Entrevista - Fernando Henrique Cardoso

Sérgio Roxo e Silvia Amorim 
24/03/2017
 
 
‘Do jeito que está, o foro privilegiado é um abuso’

Por: SÉRGIO ROXO SILVIA AMORIM

Sobre as especulações de que João Doria pode ser o candidato à Presidência, FH afirma que popularidade não pode ser confundida com liderança e credibilidade. O ex-presidente diz que foi mal interpretado ao dizer que caixa 2 não é crime

O senhor acha que foro privilegiado tem que acabar?

Do jeito que está é um abuso. Mas algum tipo de foro tem que ter. Se o sujeito faz um discurso, não pode ser processado.

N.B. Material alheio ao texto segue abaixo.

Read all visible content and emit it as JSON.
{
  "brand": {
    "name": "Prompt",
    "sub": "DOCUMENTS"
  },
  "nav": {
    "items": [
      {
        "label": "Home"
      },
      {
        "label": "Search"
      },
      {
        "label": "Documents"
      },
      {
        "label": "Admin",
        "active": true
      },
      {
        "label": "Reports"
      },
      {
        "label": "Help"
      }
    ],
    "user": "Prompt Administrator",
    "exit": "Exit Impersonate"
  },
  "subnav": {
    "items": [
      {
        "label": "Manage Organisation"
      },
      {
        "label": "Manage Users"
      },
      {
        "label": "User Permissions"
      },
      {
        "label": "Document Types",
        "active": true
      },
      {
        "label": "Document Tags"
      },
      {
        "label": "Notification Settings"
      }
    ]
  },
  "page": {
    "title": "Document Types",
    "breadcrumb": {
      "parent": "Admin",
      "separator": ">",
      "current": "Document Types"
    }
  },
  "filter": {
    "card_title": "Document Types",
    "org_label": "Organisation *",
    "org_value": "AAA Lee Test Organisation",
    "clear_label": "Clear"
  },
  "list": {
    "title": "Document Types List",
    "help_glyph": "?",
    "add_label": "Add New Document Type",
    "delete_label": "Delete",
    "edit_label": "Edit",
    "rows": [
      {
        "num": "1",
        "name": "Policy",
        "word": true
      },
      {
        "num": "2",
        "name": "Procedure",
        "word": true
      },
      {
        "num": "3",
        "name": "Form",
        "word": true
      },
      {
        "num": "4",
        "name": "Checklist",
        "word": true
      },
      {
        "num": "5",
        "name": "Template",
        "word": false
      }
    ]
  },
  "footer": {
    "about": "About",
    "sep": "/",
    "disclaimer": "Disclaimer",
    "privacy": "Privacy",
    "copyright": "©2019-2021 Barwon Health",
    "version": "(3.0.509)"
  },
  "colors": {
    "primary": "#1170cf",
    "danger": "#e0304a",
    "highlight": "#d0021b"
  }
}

Mas se matou ou roubou, não deve ter foro.

Acredita que haverá mudança?

Só se o Supremo interpretar (a Constituição). Por que (no Congresso) é difícil? A fragmentação partidária chegou a um ponto tal que não tem mais maioria. Já no meu tempo fazer a maioria era difícil, imagina hoje. Esse sistema político não funciona mais. Esgotou.

O senhor voltou atrás na afirmação de que caixa 2 não era crime, mas um erro. Pegou mal dizer que era preciso separar o joio do trigo?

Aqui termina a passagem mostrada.